Позеленевший от страха Дортмундер по-прежнему прижимался к стене.
Келп подошёл к нему.
— Почему ты убегаешь, Дортмундер? — спросил он. — Ведь это я, твой старый друг Келп.
И протянул ему руку.
Дортмундер ударил его кулаком в глаз.
— Ты должен был погудеть! — буркнул Дортмундер.
— Я и хотел это сделать, — оправдывался Келп, — но потом страшно запутался. А теперь всё будет хорошо.
Со скоростью сто километров в час они мчались по автостраде на Нью-Йорк.
Сперва проворонить триста долларов, потом так дико перепугаться и, наконец, разбить сустав, когда этот болван чуть не раздавил его, и всё это в один день!
— Чего ты от меня хочешь? Мне дали билет на поезд. Я вовсе не просил тебя заезжать.
— Держу пари, что тебе нужна работа, — возразил Келп. — Если, конечно, у тебя ничего нет на примете.
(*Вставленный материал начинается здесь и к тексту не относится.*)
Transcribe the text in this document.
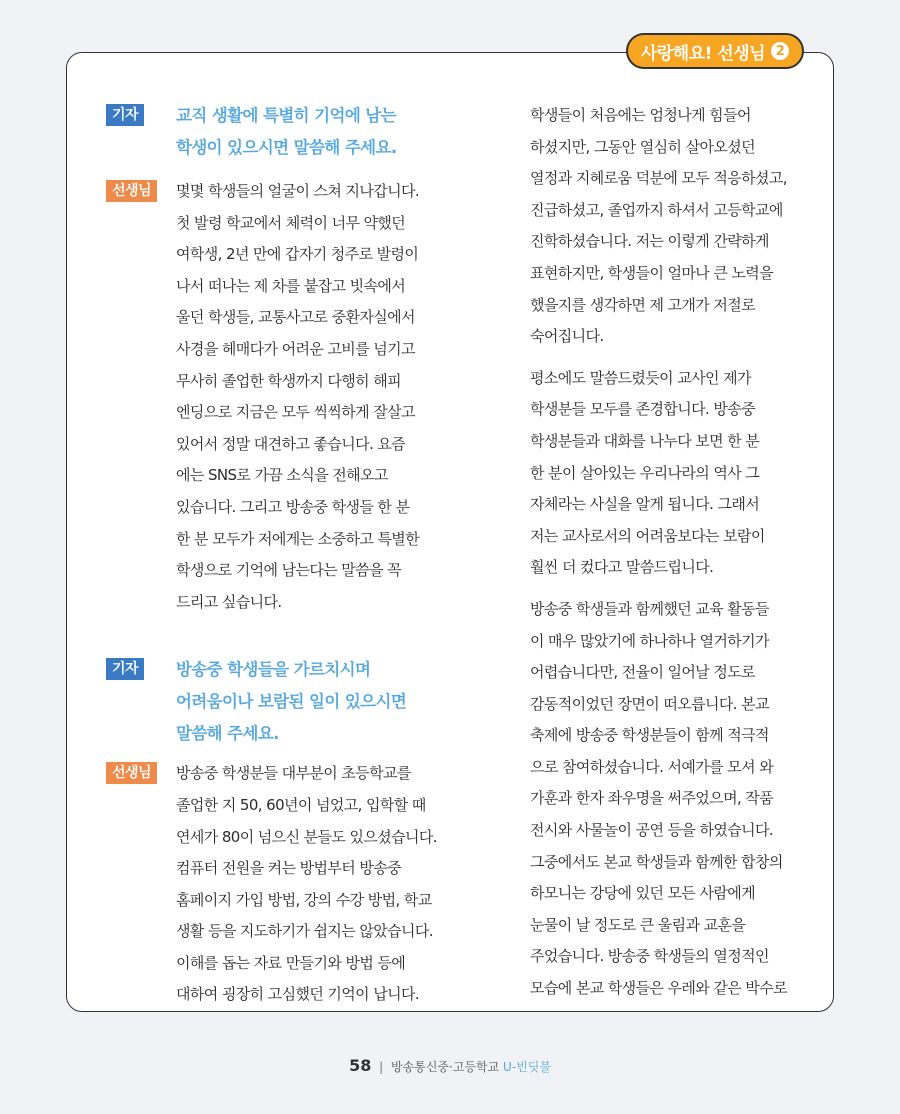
사랑해요! 선생님 2
기자	교직 생활에 특별히 기억에 남는
학생이 있으시면 말씀해 주세요.
선생님	몇몇 학생들의 얼굴이 스쳐 지나갑니다.
첫 발령 학교에서 체력이 너무 약했던
여학생, 2년 만에 갑자기 청주로 발령이
나서 떠나는 제 차를 붙잡고 빗속에서
울던 학생들, 교통사고로 중환자실에서
사경을 헤매다가 어려운 고비를 넘기고
무사히 졸업한 학생까지 다행히 해피
엔딩으로 지금은 모두 씩씩하게 잘살고
있어서 정말 대견하고 좋습니다. 요즘
에는 SNS로 가끔 소식을 전해오고
있습니다. 그리고 방송중 학생들 한 분
한 분 모두가 저에게는 소중하고 특별한
학생으로 기억에 남는다는 말씀을 꼭
드리고 싶습니다.
기자	방송중 학생들을 가르치시며
어려움이나 보람된 일이 있으시면
말씀해 주세요.
선생님	방송중 학생분들 대부분이 초등학교를
졸업한 지 50, 60년이 넘었고, 입학할 때
연세가 80이 넘으신 분들도 있으셨습니다.
컴퓨터 전원을 켜는 방법부터 방송중
홈페이지 가입 방법, 강의 수강 방법, 학교
생활 등을 지도하기가 쉽지는 않았습니다.
이해를 돕는 자료 만들기와 방법 등에
대하여 굉장히 고심했던 기억이 납니다.
학생들이 처음에는 엄청나게 힘들어
하셨지만, 그동안 열심히 살아오셨던
열정과 지혜로움 덕분에 모두 적응하셨고,
진급하셨고, 졸업까지 하셔서 고등학교에
진학하셨습니다. 저는 이렇게 간략하게
표현하지만, 학생들이 얼마나 큰 노력을
했을지를 생각하면 제 고개가 저절로
숙어집니다.
평소에도 말씀드렸듯이 교사인 제가
학생분들 모두를 존경합니다. 방송중
학생분들과 대화를 나누다 보면 한 분
한 분이 살아있는 우리나라의 역사 그
자체라는 사실을 알게 됩니다. 그래서
저는 교사로서의 어려움보다는 보람이
훨씬 더 컸다고 말씀드립니다.
방송중 학생들과 함께했던 교육 활동들
이 매우 많았기에 하나하나 열거하기가
어렵습니다만, 전율이 일어날 정도로
감동적이었던 장면이 떠오릅니다. 본교
축제에 방송중 학생분들이 함께 적극적
으로 참여하셨습니다. 서예가를 모셔 와
가훈과 한자 좌우명을 써주었으며, 작품
전시와 사물놀이 공연 등을 하였습니다.
그중에서도 본교 학생들과 함께한 합창의
하모니는 강당에 있던 모든 사람에게
눈물이 날 정도로 큰 울림과 교훈을
주었습니다. 방송중 학생들의 열정적인
모습에 본교 학생들은 우레와 같은 박수로
58 | 방송통신중·고등학교 U-빈딧불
— Пока ничего, — ответил Дортмундер. Чем дольше он думал, тем более обиженным себя чувствовал.
— Так вот, есть потрясающее дельце, — заявил Келп, демонстрируя в улыбке все свои зубы.
Дортмундер решил перестать дуться.
— Хорошо, — согласился он. — Так и быть, выслушаю. Валяй.
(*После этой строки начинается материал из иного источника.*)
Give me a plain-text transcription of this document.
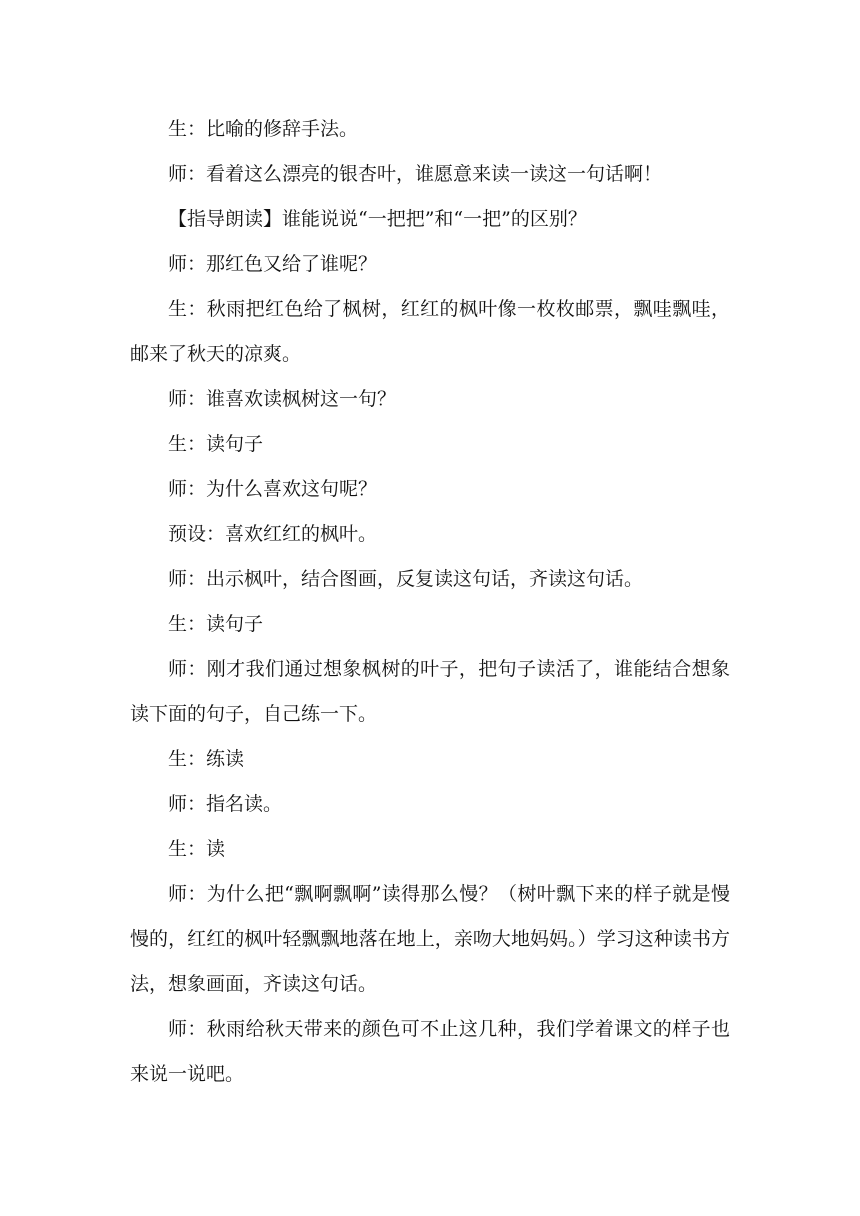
生：比喻的修辞手法。

师：看着这么漂亮的银杏叶，谁愿意来读一读这一句话啊！

【指导朗读】谁能说说“一把把”和“一把”的区别？

师：那红色又给了谁呢？

生：秋雨把红色给了枫树，红红的枫叶像一枚枚邮票，飘哇飘哇，邮来了秋天的凉爽。

师：谁喜欢读枫树这一句？

生：读句子

师：为什么喜欢这句呢？

预设：喜欢红红的枫叶。

师：出示枫叶，结合图画，反复读这句话，齐读这句话。

生：读句子

师：刚才我们通过想象枫树的叶子，把句子读活了，谁能结合想象读下面的句子，自己练一下。

生：练读

师：指名读。

生：读

师：为什么把“飘啊飘啊”读得那么慢？（树叶飘下来的样子就是慢慢的，红红的枫叶轻飘飘地落在地上，亲吻大地妈妈。）学习这种读书方法，想象画面，齐读这句话。

师：秋雨给秋天带来的颜色可不止这几种，我们学着课文的样子也来说一说吧。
— Ты, когда-нибудь слышал о местности под названием Талабво?
Дортмундер сморщил нос.
— Остров в южной части Тихого океана?
— Нет, страна. В Африке.
— Никогда не слышал. Но я слышал о Конго.
— Это рядышком, — бросил Келп. — Кажется.
— Там, должно быть, нездоровая обстановка, да? Я имею в виду, по температуре.
— Думаю, так. Хотя точно не знаю, никогда там не был.
— Мне не хочется туда ехать, — проронил Дортмундер. — Сплошная зараза. И к тому же убивают белых.
— Только сестёр милосердия, — уточнил Келп. — Но работать надо будет здесь, в доброй старой Америке. А об Акинзи ты когда-нибудь слышал?
— Врач, написал книжку о сексе, — ответил Дортмундер. — Я хотел взять её в библиотеке, когда сидел, однако список желающих был лет на двенадцать. Я, тем не менее, записался — на случай, если меня не выпустят на поруки, — но так и не увидел этой книги. Он вроде умер, нет?
— Я не о нём, — сказал Келп. — Я говорю о стране. Акинзи — такая страна.
Дортмундер покачал головой.
— Тоже в Африке?
— Так ты о ней слышал?
— Нет. Просто догадался.
— Так вот… Раньше это была британская колония, а когда они получили самостоятельность, у них началась драчка, потому что вся страна делилась на два больших клана, и оба хотели руководить. Произошла гражданская война и в конце концов они решили разделиться на две страны: Талабво и Акинзи.
— Ты так много знаешь… Я потрясён, — вставил Дортмундер.
— Мне рассказали, — скромно признался Келп.
— Но я пока не вижу сути.
— Сейчас. Кажется, у одного из этих кланов был изумруд, драгоценность, которой молились как богу. Теперь это их символ. Вроде талисмана. Как могила Неизвестного солдата, или что-то в этом роде.
— Изумруд?
— Он стоит полмиллиона долларов, — сообщил Келп.
— Немало, — заметил Дортмундер.
— Естественно, продать такую вещицу нельзя — она слишком известна. Но покупатель есть. Он готов заплатить по тридцать тысяч долларов каждому, чтобы получить этот изумруд.